When Amelia Gray, daughter of reality star Lisa Rinna, stepped out in 2022 with pencil brows, prominent cheekbones, and jet-black hair, social media began buzzing with rumours of “imitation”. Side-by-side comparisons have circulated ever since, pointing out the startling similarity between the two. However, despite the copycat rumours, Amelia has made a name for herself in the fashion industry, modelling for brands like Chanel and Miu Miu, and even being on the cover of Spanish Vogue. Indeed, imitation is the fashion world’s oldest ritual, from Kardashian lookalikes to Prada’s Slavic clones; the line between homage and plagiarism is always blurred. What amplified this particular situation was Gabbriette’s fanbase. For them, her aesthetic wasn’t a fading trend but instead a living persona representing a set of aesthetic ideals. Amelia’s alignment with this aesthetic, combined with her perceived nepo-baby status, produced a likely-false narrative that this sudden shift was a theft rather than an inspiration.

Amelia on left, Gabbriette on right

As for me, I believe the importance of Amelia’s transformation lies not in the alleged imitation but instead in what the public outrage represents for fashion consumerism. Many consumers are obsessed with the idea of pseudo-originality, in which uniqueness is the ultimate luxury. What many fail to realize is that in this pursuit for originality, it is easy to fall victim to a smaller—but just as powerful—hive-mind of cultural monotony. Gabbriette’s main appeal lies in her so-called “realness,” her performance of an unbothered, unfiltered individual who is just weird enough for intrigue but not for exile. As her authenticity has gained traction, it has been absorbed and regurgitated by the industry that once rejected it. The feud between these two models, real or imagined, has become less about Amelia’s actions and more about the borrowing of aesthetics without recognition of their roots. Amelia benefits from the same punk culture allure that Gabriette does, but without having to exist in the anti-culture which Gabriette inhabited for many years.  

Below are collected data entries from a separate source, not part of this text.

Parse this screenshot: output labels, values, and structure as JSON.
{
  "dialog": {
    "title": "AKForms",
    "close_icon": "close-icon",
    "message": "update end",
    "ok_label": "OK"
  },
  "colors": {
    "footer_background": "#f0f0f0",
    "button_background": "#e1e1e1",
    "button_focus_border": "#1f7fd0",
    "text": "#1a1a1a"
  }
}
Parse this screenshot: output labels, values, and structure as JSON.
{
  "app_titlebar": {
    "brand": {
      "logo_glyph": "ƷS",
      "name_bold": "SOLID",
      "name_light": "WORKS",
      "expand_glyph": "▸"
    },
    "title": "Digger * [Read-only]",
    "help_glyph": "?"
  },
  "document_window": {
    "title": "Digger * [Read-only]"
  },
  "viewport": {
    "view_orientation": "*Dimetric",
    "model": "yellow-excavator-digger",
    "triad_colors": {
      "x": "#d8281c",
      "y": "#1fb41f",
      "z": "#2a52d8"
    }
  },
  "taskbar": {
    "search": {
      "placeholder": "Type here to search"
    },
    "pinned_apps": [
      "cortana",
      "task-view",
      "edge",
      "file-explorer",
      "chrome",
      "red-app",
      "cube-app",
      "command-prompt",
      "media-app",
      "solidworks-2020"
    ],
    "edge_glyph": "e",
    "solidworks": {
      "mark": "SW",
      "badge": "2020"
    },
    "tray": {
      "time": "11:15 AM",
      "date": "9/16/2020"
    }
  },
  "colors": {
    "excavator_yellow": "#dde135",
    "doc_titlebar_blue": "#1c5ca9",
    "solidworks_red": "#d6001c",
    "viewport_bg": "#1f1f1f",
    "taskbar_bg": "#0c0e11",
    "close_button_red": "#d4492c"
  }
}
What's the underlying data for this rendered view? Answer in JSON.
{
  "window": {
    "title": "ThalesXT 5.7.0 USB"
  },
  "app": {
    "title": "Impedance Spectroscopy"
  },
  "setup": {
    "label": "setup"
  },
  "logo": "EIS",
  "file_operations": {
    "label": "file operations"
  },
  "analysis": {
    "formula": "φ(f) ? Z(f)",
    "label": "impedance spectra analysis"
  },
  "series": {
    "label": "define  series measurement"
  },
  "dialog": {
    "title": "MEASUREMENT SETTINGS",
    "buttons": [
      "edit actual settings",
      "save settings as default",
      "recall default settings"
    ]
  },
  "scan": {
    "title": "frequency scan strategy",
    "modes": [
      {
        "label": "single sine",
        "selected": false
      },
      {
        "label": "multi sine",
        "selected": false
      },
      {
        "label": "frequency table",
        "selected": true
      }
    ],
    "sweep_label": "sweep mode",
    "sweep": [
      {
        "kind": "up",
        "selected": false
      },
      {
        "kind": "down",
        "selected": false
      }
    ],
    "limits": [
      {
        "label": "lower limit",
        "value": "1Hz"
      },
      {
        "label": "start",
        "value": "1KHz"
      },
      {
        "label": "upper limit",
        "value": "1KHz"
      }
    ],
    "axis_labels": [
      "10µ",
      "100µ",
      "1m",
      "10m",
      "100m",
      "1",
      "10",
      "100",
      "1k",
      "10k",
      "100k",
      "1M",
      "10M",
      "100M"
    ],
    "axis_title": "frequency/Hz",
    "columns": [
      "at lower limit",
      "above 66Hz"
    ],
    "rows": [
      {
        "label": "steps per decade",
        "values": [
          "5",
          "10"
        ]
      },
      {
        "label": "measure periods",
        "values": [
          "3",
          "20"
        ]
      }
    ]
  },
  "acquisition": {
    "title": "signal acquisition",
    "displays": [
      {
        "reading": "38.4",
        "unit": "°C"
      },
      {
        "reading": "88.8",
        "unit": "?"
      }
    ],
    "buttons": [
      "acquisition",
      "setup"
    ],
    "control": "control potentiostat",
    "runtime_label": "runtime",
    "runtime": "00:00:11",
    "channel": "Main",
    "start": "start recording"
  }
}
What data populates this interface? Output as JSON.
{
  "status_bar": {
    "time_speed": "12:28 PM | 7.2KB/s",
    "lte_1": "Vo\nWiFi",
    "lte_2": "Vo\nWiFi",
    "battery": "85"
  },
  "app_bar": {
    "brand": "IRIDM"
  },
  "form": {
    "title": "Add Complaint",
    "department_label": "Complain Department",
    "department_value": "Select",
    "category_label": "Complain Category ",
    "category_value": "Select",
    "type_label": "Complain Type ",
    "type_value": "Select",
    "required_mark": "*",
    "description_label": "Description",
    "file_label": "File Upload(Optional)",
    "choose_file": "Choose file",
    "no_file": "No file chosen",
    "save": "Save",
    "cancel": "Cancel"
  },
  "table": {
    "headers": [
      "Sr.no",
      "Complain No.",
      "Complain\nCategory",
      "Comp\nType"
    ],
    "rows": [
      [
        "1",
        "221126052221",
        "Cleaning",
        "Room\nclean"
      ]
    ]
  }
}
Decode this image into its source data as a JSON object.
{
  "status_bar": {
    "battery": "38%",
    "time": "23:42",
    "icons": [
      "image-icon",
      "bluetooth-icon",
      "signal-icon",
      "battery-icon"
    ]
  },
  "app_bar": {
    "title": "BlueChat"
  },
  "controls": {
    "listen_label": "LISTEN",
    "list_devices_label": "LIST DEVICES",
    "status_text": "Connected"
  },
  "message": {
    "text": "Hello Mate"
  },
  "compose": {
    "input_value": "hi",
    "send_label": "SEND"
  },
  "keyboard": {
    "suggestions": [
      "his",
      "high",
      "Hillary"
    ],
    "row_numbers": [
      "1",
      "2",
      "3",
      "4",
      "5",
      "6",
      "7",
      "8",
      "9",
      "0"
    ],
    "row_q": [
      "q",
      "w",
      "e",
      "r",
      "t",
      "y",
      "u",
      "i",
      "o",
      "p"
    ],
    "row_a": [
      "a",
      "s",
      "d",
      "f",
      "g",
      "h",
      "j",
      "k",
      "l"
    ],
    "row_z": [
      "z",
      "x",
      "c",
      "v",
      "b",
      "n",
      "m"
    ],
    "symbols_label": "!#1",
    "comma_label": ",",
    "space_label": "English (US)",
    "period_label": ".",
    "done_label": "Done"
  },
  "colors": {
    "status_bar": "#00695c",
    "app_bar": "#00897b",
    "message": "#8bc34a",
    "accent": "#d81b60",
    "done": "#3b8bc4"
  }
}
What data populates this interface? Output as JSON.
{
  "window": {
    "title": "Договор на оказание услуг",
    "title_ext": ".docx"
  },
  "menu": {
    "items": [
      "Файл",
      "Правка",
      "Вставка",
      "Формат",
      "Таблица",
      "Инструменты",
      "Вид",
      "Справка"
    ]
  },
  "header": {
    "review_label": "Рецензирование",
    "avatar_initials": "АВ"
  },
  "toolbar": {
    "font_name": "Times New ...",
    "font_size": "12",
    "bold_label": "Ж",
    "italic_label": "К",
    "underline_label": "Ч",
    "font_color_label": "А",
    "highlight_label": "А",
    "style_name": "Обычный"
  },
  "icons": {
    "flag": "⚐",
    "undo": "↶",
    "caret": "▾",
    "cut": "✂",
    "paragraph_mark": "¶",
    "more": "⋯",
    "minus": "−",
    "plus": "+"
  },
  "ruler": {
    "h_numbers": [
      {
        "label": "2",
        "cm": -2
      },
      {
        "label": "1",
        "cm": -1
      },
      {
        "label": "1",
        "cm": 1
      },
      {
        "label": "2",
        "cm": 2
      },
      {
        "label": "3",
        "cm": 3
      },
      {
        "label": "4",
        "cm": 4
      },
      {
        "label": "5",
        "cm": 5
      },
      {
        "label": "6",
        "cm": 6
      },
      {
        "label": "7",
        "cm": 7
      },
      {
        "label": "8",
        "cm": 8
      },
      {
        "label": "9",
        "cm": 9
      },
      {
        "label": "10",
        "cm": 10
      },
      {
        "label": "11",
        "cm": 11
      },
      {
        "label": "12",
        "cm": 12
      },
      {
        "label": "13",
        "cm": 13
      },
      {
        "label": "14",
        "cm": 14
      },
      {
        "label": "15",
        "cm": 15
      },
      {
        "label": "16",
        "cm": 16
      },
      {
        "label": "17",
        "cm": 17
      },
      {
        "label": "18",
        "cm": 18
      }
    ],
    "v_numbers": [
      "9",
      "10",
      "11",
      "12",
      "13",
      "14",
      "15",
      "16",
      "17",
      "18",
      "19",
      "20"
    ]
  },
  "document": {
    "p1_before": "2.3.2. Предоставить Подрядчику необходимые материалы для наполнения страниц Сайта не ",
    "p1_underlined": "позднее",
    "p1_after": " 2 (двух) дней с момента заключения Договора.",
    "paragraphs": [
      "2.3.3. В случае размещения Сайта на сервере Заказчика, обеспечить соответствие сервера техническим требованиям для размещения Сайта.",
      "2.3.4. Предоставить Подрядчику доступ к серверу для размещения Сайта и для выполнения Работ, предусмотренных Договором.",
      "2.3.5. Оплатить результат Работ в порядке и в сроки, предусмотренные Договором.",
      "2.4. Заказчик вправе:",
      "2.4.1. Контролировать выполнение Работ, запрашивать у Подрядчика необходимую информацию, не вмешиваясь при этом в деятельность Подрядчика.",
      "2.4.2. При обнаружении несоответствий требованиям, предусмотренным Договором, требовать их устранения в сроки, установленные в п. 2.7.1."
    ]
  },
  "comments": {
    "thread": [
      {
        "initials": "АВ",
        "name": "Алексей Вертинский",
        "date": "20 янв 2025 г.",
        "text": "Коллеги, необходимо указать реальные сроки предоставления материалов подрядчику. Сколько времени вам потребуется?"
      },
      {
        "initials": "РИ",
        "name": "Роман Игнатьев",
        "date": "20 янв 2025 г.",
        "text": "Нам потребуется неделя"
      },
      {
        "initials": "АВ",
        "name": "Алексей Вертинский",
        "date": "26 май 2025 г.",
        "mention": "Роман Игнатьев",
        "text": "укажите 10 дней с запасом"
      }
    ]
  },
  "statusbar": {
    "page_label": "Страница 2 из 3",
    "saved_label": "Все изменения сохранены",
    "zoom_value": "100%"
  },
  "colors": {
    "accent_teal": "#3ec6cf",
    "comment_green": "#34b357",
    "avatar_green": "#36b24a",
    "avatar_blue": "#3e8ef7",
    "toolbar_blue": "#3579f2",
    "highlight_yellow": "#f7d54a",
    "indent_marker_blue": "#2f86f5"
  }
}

The peak of this discourse occurred in 2024, when Charli XCX released the album “brat.” One of the singles, “360,” features the line “Call me Gabbriette, you’re so inspired.” Many fans assumed this was a reference to the so-called imitation of Gabbriette by Amelia Gray. However, in the wake of Charli’s callout, the doppelgangers seem to have put any feud behind them. In February of 2025, Gabbriette posted a photo of two identical shrimps on a plate with the written message “‘Amelia + Gabi,” perhaps with the intention of extending an olive branch to her fellow model in hopes of dismantling Amelia’s constant ridicule at the hands of her fans. Recently, Gabbriette and Amelia have been side by side in a Marc Jacobs and Fendi campaign, showing that they are leaning into the twin accusations, rather than ducking them.  

Gabbriette in front of the brat sign. Gabbriette’s Instagram story post about Amelia 

Regardless of whether Amelia is heavily inspired or simply adaptive to the times, the discourse between her and Gabbriette reveals one of fashion’s endless paradoxes, in which people imitate originality and, in the same breath, ridicule those who do the same. Fans of Gabbriette will copy her makeup and emulate her most recent outfit, but when Amelia does the same thing, she is called uninspired, a chameleon to the colours of Gabbriette. In understanding the public’s reaction to Gabbriette and Amelia, we are not revealing an imitation game. Rather, we become aware of two women pitted against each other in the consumer’s pursuit of fabricated originality.